The new fund was announced Wednesday, a day before the opening of the Sundance Film Festival, by Pulse CEO Thomas Benski, producer Lars Knudsen and AI Film’s Ben Giladi. The trio plan to create a full-service one-stop shop to develop, produce and fully finance two to three films annually with budgets up to $6 million in an atmosphere supporting “dynamic, provocative and timely” storytelling across all genres.
The trio did not disclose any specific projects. “The simple and supportive financing structure will offer a safe haven for filmmaking talent who want to challenge the medium by making urgent content that embraces diversity and evokes visceral reactions from its audiences,” the announcement said.
Access Industries was founded in 1986 by Blavatnik. The company’s entertainment portfolio includes holding and ownership of companies like Warner Music Group, AI Film, Deezer, Preform and RGE Group. It had owned a stake in Brett Ratner’s RatPac but no longer does so.
“We will have an appetite for risk, and will support our auteurs and their original voices through our ability to fully finance and bring our in-house resources and experience, shielding the project from the pressures of the current complicated marketplace,” Benski said. “Cinema is made of exceptions and we wanted to create a financing solution that truly reflects this.”

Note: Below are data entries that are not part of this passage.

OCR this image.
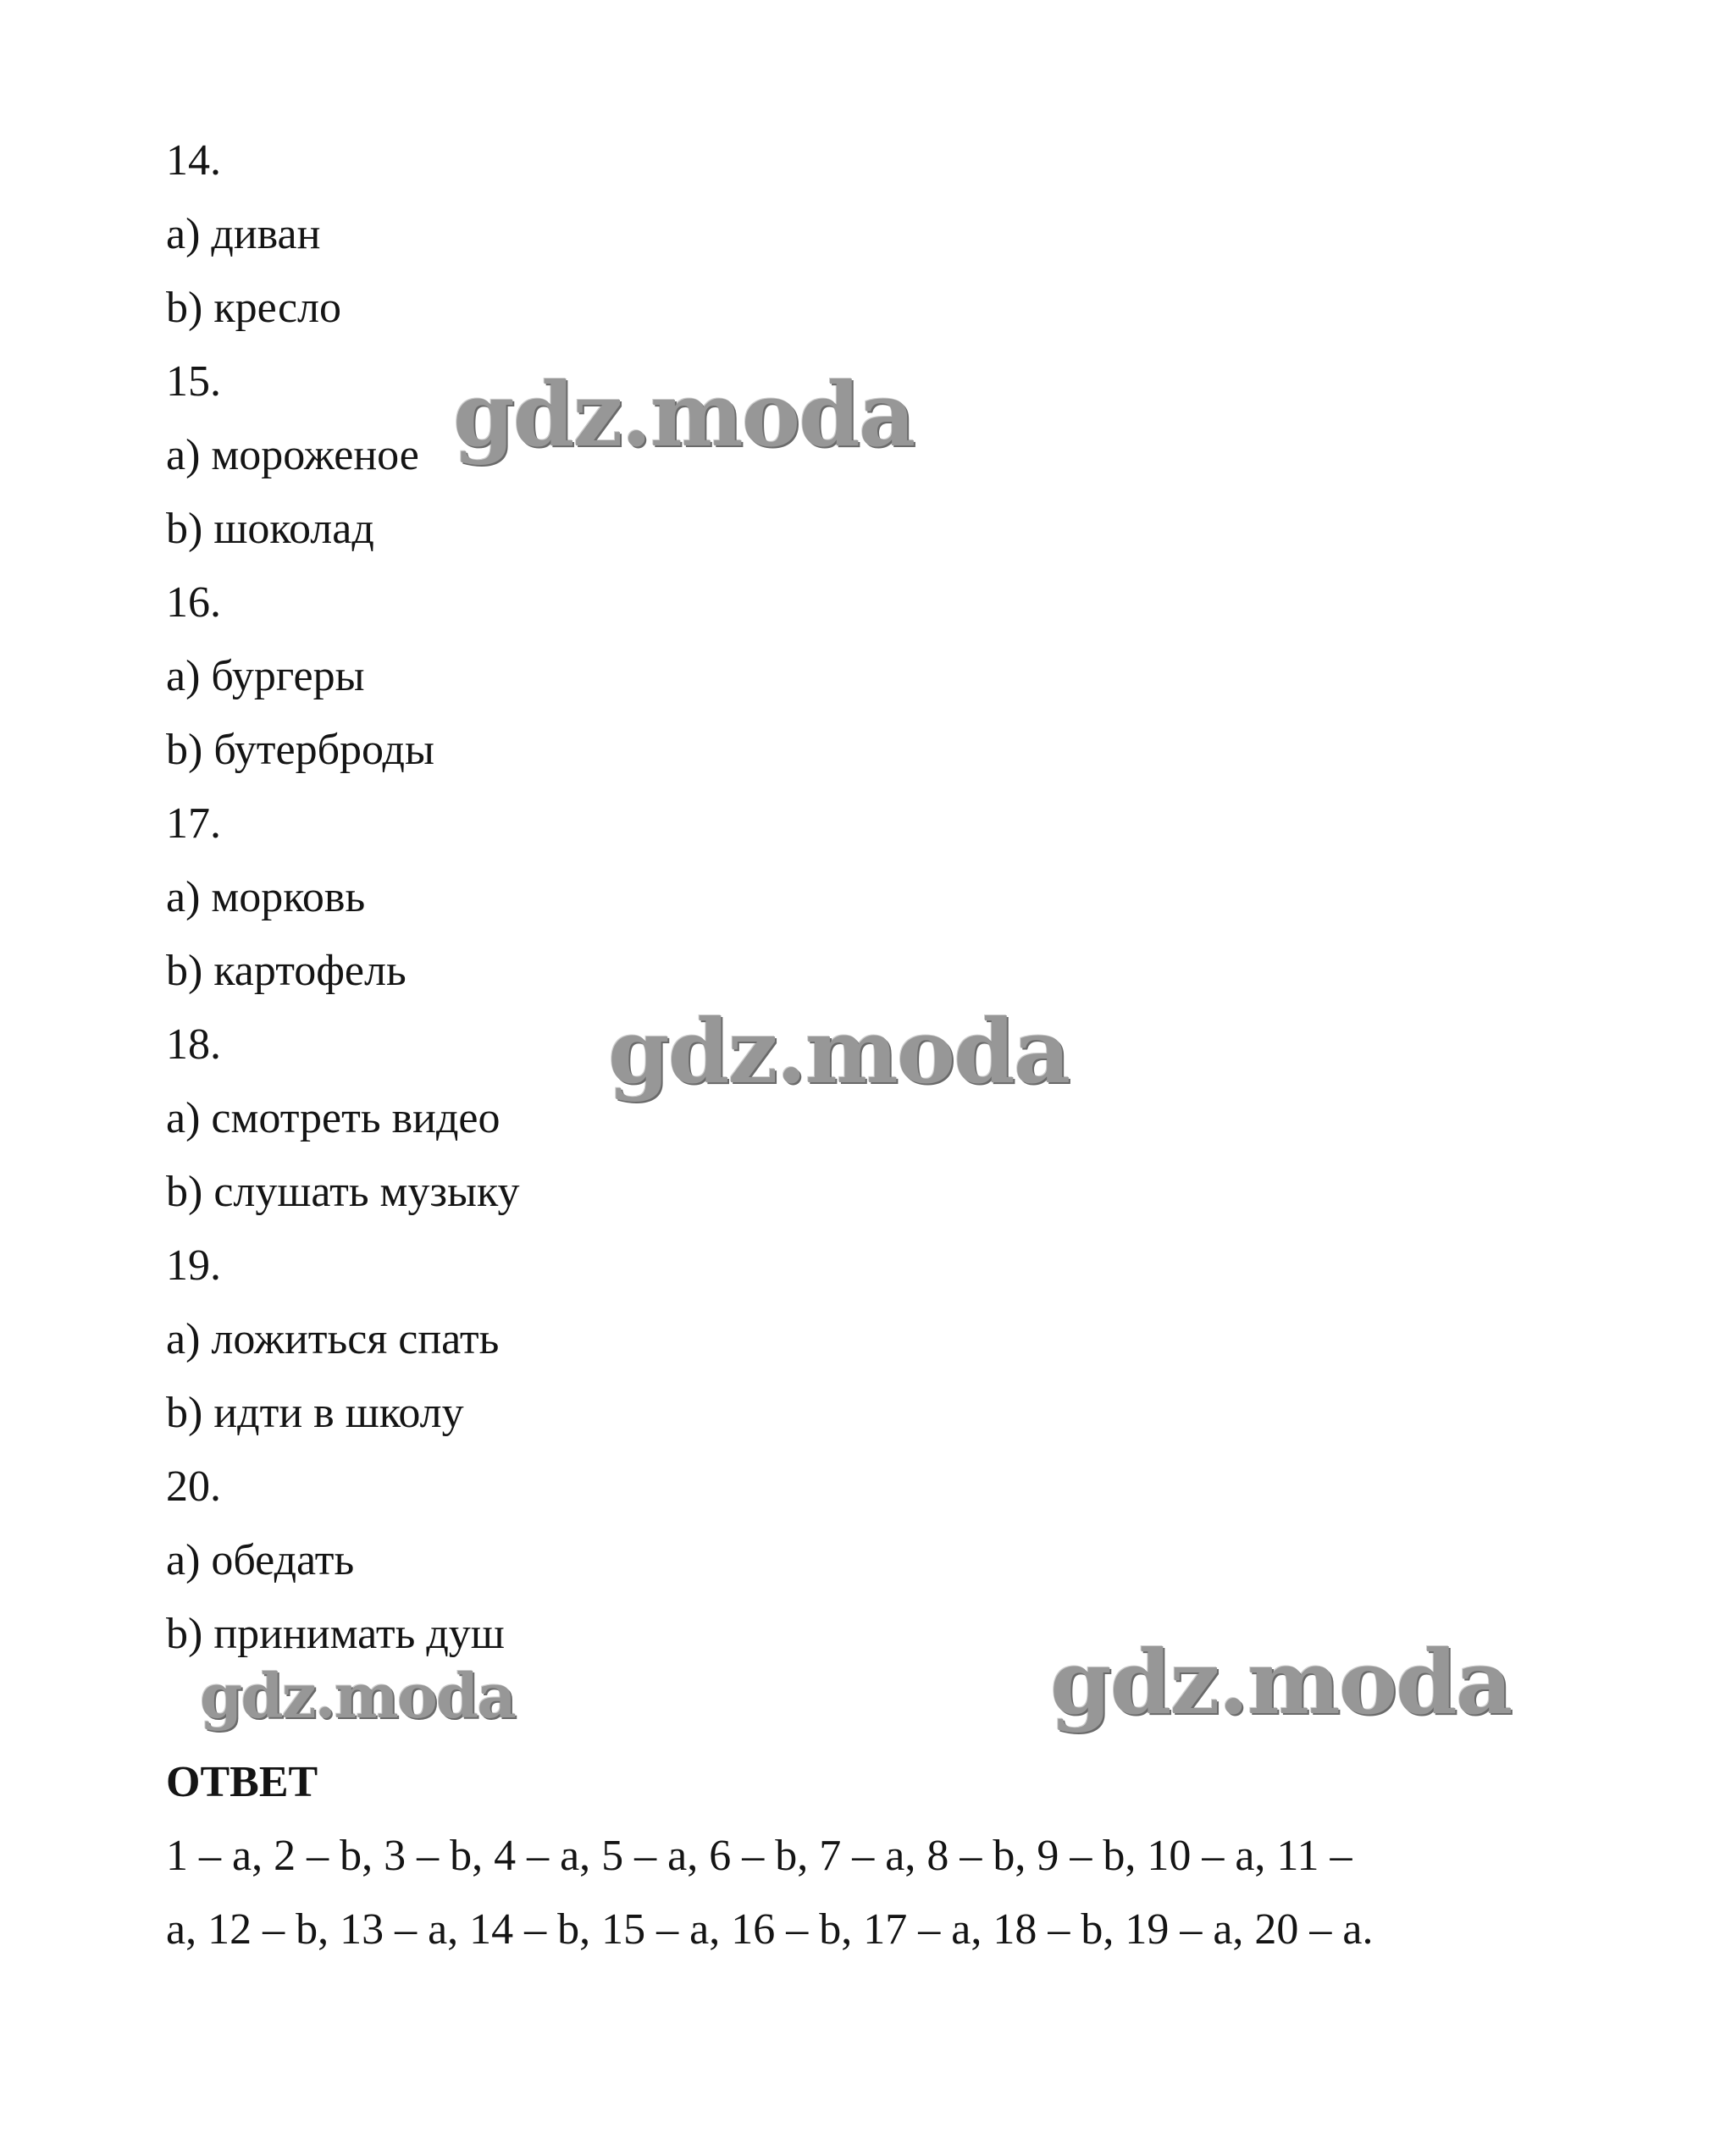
14.
a) диван
b) кресло
15.
a) мороженое
b) шоколад
16.
a) бургеры
b) бутерброды
17.
a) морковь
b) картофель
18.
a) смотреть видео
b) слушать музыку
19.
a) ложиться спать
b) идти в школу
20.
a) обедать
b) принимать душ
ОТВЕТ
1 – a, 2 – b, 3 – b, 4 – a, 5 – a, 6 – b, 7 – a, 8 – b, 9 – b, 10 – a, 11 –
a, 12 – b, 13 – a, 14 – b, 15 – a, 16 – b, 17 – a, 18 – b, 19 – a, 20 – a.
gdz.moda
gdz.moda
gdz.moda
gdz.moda
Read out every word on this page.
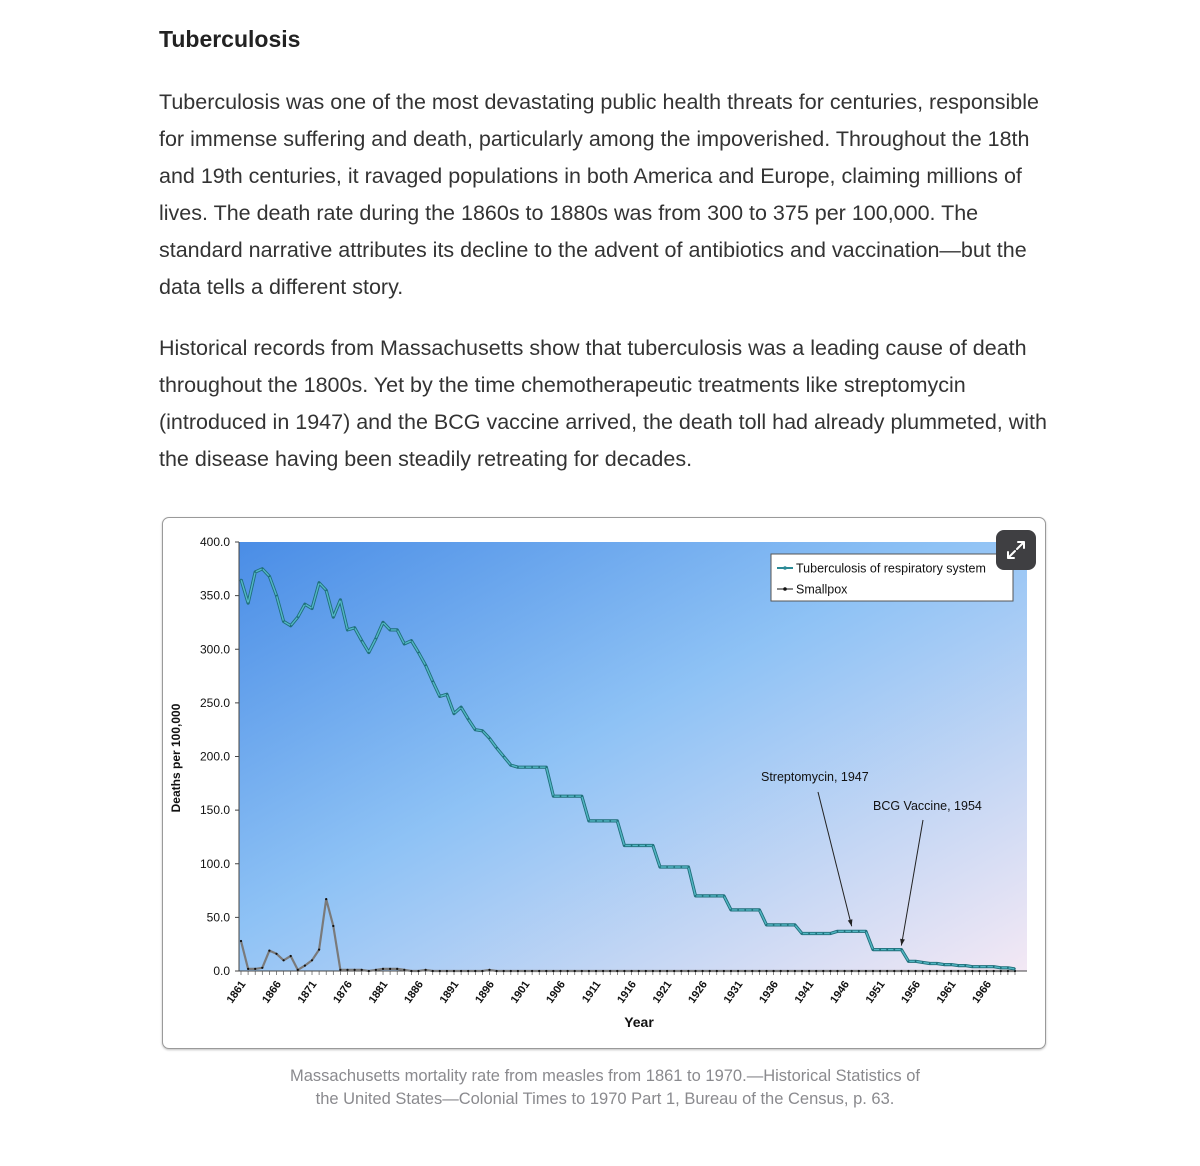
Tuberculosis

Tuberculosis was one of the most devastating public health threats for centuries, responsible for immense suffering and death, particularly among the impoverished. Throughout the 18th and 19th centuries, it ravaged populations in both America and Europe, claiming millions of lives. The death rate during the 1860s to 1880s was from 300 to 375 per 100,000. The standard narrative attributes its decline to the advent of antibiotics and vaccination—but the data tells a different story.

Historical records from Massachusetts show that tuberculosis was a leading cause of death throughout the 1800s. Yet by the time chemotherapeutic treatments like streptomycin (introduced in 1947) and the BCG vaccine arrived, the death toll had already plummeted, with the disease having been steadily retreating for decades.

0.0
50.0
100.0
150.0
200.0
250.0
300.0
350.0
400.0
1861 1866 1871 1876 1881 1886 1891 1896 1901 1906 1911 1916 1921 1926 1931 1936 1941 1946 1951 1956 1961 1966
Streptomycin, 1947
BCG Vaccine, 1954
Tuberculosis of respiratory system
Smallpox
Deaths per 100,000
Year

Massachusetts mortality rate from measles from 1861 to 1970.—Historical Statistics of the United States—Colonial Times to 1970 Part 1, Bureau of the Census, p. 63.
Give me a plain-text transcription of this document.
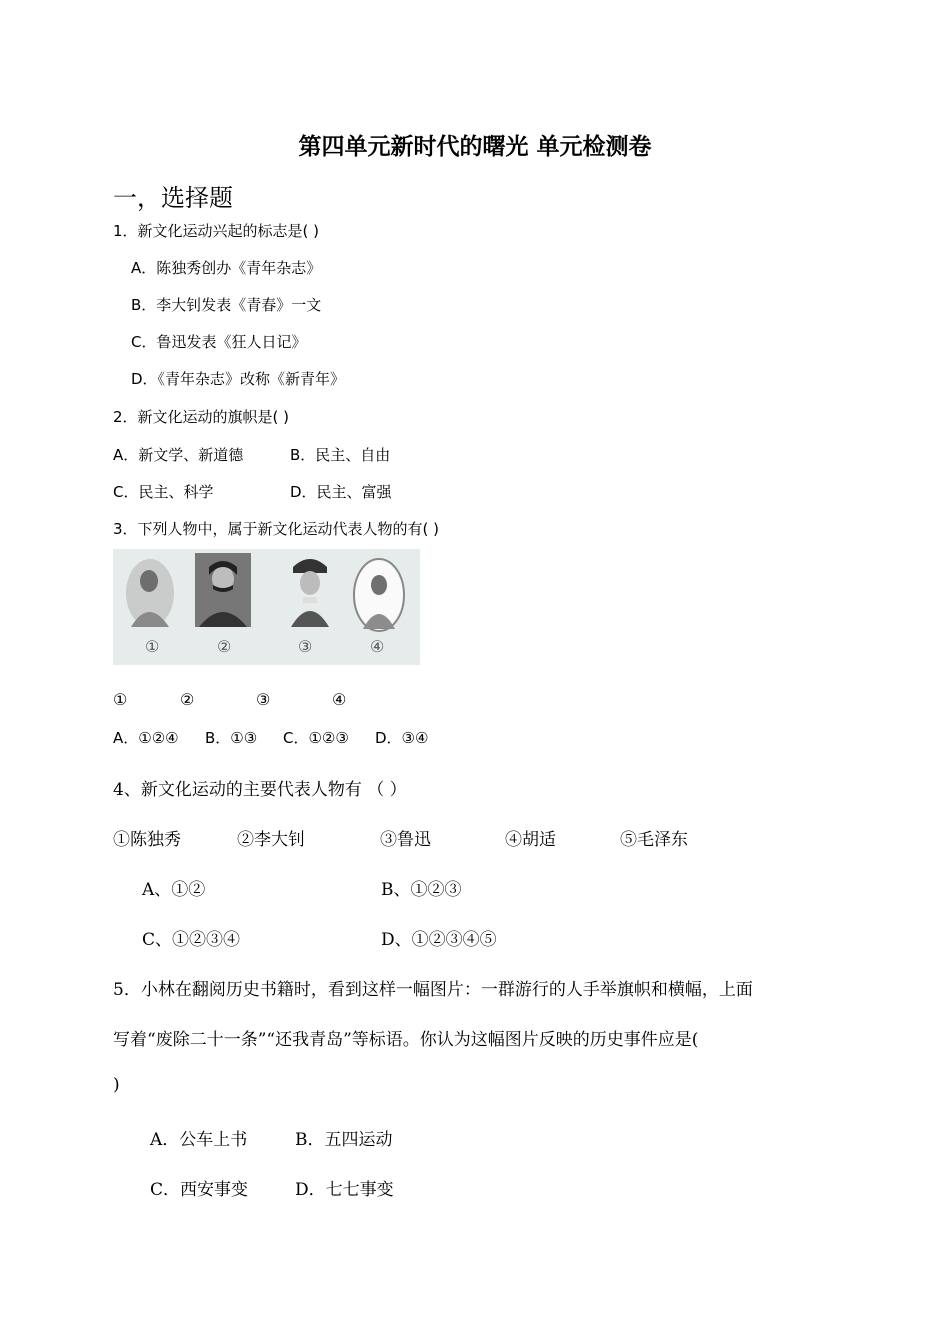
第四单元新时代的曙光 单元检测卷
一，选择题
1．新文化运动兴起的标志是( )
A．陈独秀创办《青年杂志》
B．李大钊发表《青春》一文
C．鲁迅发表《狂人日记》
D．《青年杂志》改称《新青年》
2．新文化运动的旗帜是( )
A．新文学、新道德	B．民主、自由
C．民主、科学	D．民主、富强
3．下列人物中，属于新文化运动代表人物的有( )
①	②	③	④
①	②	③	④
A．①②④ B．①③ C．①②③ D．③④
4、新文化运动的主要代表人物有 （ ）
①陈独秀	②李大钊	③鲁迅	④胡适	⑤毛泽东
A、①②	B、①②③
C、①②③④	D、①②③④⑤
5．小林在翻阅历史书籍时，看到这样一幅图片：一群游行的人手举旗帜和横幅，上面
写着“废除二十一条”“还我青岛”等标语。你认为这幅图片反映的历史事件应是(
)
A．公车上书	B．五四运动
C．西安事变	D．七七事变
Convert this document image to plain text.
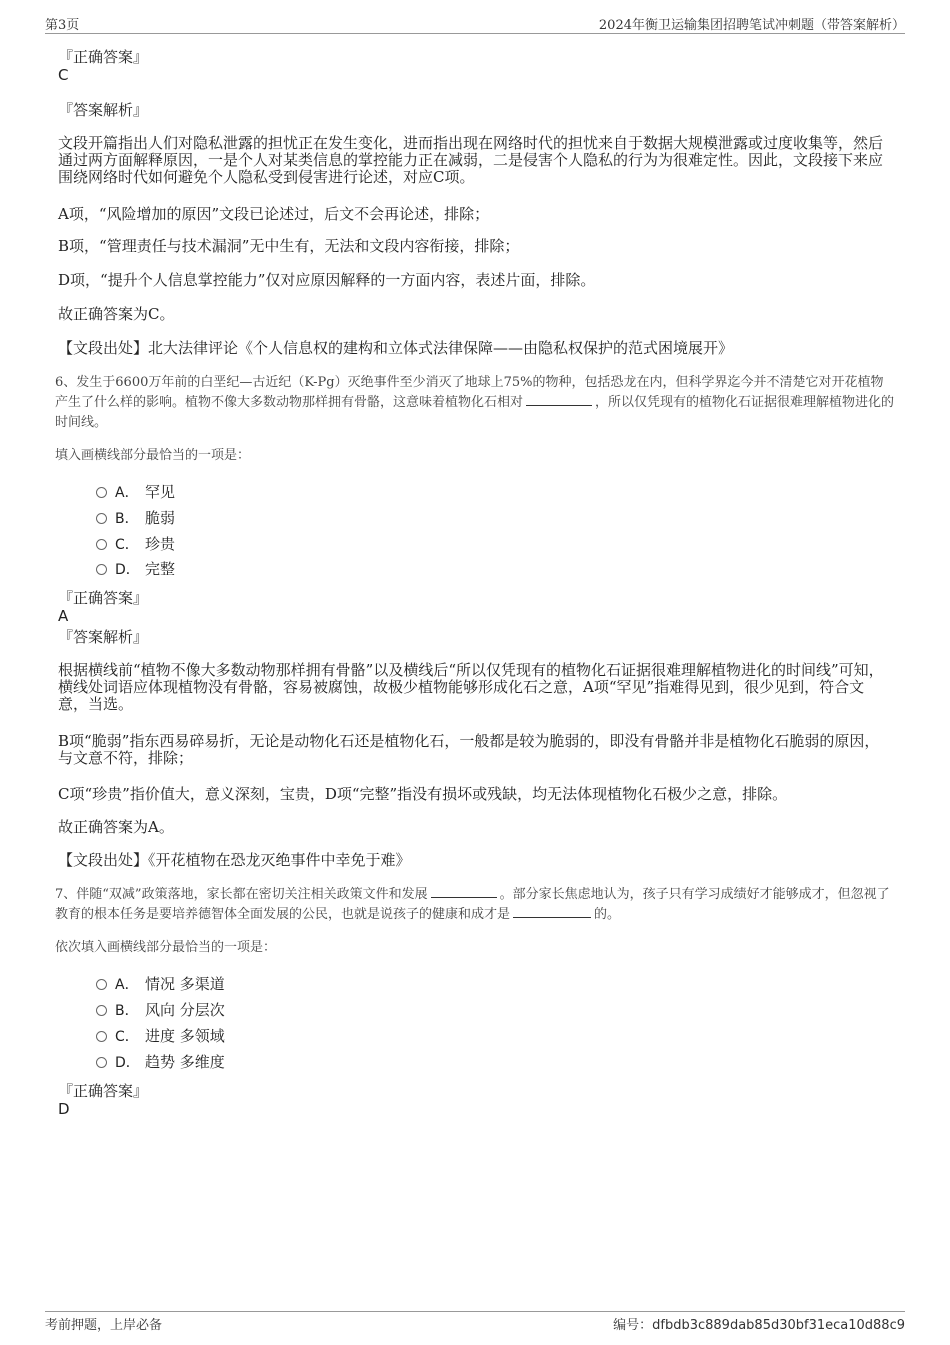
第3页	2024年衡卫运输集团招聘笔试冲刺题（带答案解析）
『正确答案』
C
『答案解析』
文段开篇指出人们对隐私泄露的担忧正在发生变化，进而指出现在网络时代的担忧来自于数据大规模泄露或过度收集等，然后通过两方面解释原因，一是个人对某类信息的掌控能力正在减弱，二是侵害个人隐私的行为为很难定性。因此，文段接下来应围绕网络时代如何避免个人隐私受到侵害进行论述，对应C项。
A项，“风险增加的原因”文段已论述过，后文不会再论述，排除；
B项，“管理责任与技术漏洞”无中生有，无法和文段内容衔接，排除；
D项，“提升个人信息掌控能力”仅对应原因解释的一方面内容，表述片面，排除。
故正确答案为C。
【文段出处】北大法律评论《个人信息权的建构和立体式法律保障——由隐私权保护的范式困境展开》
6、发生于6600万年前的白垩纪—古近纪（K-Pg）灭绝事件至少消灭了地球上75%的物种，包括恐龙在内，但科学界迄今并不清楚它对开花植物产生了什么样的影响。植物不像大多数动物那样拥有骨骼，这意味着植物化石相对	，所以仅凭现有的植物化石证据很难理解植物进化的时间线。
填入画横线部分最恰当的一项是：
A． 罕见
B． 脆弱
C． 珍贵
D． 完整
『正确答案』
A
『答案解析』
根据横线前“植物不像大多数动物那样拥有骨骼”以及横线后“所以仅凭现有的植物化石证据很难理解植物进化的时间线”可知，横线处词语应体现植物没有骨骼，容易被腐蚀，故极少植物能够形成化石之意，A项“罕见”指难得见到，很少见到，符合文意，当选。
B项“脆弱”指东西易碎易折，无论是动物化石还是植物化石，一般都是较为脆弱的，即没有骨骼并非是植物化石脆弱的原因，与文意不符，排除；
C项“珍贵”指价值大，意义深刻，宝贵，D项“完整”指没有损坏或残缺，均无法体现植物化石极少之意，排除。
故正确答案为A。
【文段出处】《开花植物在恐龙灭绝事件中幸免于难》
7、伴随“双减”政策落地，家长都在密切关注相关政策文件和发展	。部分家长焦虑地认为，孩子只有学习成绩好才能够成才，但忽视了教育的根本任务是要培养德智体全面发展的公民，也就是说孩子的健康和成才是	的。
依次填入画横线部分最恰当的一项是：
A． 情况 多渠道
B． 风向 分层次
C． 进度 多领域
D． 趋势 多维度
『正确答案』
D
考前押题，上岸必备	编号：dfbdb3c889dab85d30bf31eca10d88c9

Giladi said, “It’s undeniable that the industry is undergoing a serious cultural, generational and economical change at the moment. We perceive this change as a blessed opportunity to bring back true power and focus to exceptional and bold directorial talents. I’m thrilled to team up with Thomas and Lars, with whom I share a deep creative understanding, to establish this new safe haven for the next generation of cinematic auteurs.”
Pulse’s “Skate Kitchen,” directed by Crystal Moselle, is premiering in the Next section at this year’s Sundance Film Festival. Pulse recently announced the push into scripted TV led by Lucas Ochoa with “Gangs of London,” helmed by Gareth Evans, for Sky Atlantic, Cinemax and HBO and “Atomic Bazaar,” directed by Gregory Burke. Other recent Pulse projects include Andrea Arnold’s Cannes Jury Prize winner “American Honey,” “The Witch,” Beyonce’s “Lemonade” and CNN Films’ “Trophy.”
AI is at Sundance with Bart Layton’s heist thriller “American Animals,” which will premiere in the US Dramatic Competition later this week. AI is also a producer on “I, Tonya.”